Standard banking regulations apply for sending from Oman to Honduras, meaning AML/KYC documentation is required for transfers above OMR 3,000 cumulative per month, and providers must report transactions above USD 10,000 equivalent. Neither Oman nor Honduras imposes a remittance-specific tax on personal transfers, so the recipient receives the full HNL amount net of provider fees only.
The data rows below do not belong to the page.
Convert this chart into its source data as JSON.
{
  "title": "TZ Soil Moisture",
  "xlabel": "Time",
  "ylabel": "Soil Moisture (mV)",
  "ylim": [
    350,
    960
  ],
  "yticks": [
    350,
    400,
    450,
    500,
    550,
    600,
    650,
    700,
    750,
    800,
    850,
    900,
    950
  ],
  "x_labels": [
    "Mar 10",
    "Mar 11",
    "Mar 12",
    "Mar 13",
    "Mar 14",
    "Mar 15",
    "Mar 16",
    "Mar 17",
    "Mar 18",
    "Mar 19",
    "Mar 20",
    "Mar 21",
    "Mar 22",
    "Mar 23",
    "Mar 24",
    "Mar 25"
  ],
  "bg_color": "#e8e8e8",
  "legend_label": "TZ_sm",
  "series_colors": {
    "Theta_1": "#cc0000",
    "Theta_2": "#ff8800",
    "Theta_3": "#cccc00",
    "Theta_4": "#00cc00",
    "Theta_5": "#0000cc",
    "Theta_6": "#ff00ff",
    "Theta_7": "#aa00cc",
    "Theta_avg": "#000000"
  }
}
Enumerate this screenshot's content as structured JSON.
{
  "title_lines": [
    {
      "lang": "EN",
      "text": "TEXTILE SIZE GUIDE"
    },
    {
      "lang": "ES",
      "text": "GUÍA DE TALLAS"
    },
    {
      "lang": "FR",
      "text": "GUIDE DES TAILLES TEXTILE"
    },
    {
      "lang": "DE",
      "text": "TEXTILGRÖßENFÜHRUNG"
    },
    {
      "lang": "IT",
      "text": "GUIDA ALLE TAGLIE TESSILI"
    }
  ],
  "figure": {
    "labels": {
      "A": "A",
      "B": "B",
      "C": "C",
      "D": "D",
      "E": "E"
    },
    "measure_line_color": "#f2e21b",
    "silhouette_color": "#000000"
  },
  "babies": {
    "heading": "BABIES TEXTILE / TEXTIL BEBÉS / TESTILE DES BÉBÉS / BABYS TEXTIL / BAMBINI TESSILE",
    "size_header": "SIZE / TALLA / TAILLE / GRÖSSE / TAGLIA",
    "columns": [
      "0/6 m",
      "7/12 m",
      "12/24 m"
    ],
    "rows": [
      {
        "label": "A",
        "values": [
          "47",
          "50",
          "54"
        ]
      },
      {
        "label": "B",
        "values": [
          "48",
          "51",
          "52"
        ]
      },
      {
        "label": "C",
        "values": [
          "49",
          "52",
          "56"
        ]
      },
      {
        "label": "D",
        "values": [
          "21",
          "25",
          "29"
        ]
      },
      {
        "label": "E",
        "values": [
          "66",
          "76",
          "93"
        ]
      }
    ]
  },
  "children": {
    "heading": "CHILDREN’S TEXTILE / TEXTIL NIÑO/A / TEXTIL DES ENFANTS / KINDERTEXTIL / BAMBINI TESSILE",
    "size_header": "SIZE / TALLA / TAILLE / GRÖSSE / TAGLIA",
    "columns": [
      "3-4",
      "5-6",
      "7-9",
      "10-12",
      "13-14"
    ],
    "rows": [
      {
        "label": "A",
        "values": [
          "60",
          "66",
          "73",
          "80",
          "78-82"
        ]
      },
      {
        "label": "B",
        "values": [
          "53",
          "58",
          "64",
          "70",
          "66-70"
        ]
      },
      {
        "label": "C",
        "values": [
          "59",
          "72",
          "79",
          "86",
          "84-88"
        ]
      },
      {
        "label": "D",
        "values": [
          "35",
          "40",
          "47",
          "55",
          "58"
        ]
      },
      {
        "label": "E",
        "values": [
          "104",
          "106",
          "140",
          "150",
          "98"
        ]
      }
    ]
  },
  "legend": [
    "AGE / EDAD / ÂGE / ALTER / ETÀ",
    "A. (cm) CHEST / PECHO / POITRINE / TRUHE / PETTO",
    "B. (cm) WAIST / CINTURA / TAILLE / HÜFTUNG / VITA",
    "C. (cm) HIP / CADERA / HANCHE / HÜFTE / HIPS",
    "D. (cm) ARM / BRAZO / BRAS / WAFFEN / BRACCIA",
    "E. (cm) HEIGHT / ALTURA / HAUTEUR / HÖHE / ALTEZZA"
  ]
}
OMR is pegged to USD at 0.3845, so OMR/HNL volatility is driven almost entirely by USD/HNL movements, which historically range 2-4% annually. Set rate alerts at Wise or Revolut and execute when HNL weakens past your 90-day moving average — a 2% favorable swing on a OMR 500 transfer is HNL 260. For amounts above OMR 1,000, consider splitting into two tranches to average the rate; for amounts under OMR 200, the FX timing matters less than choosing the lowest-markup provider.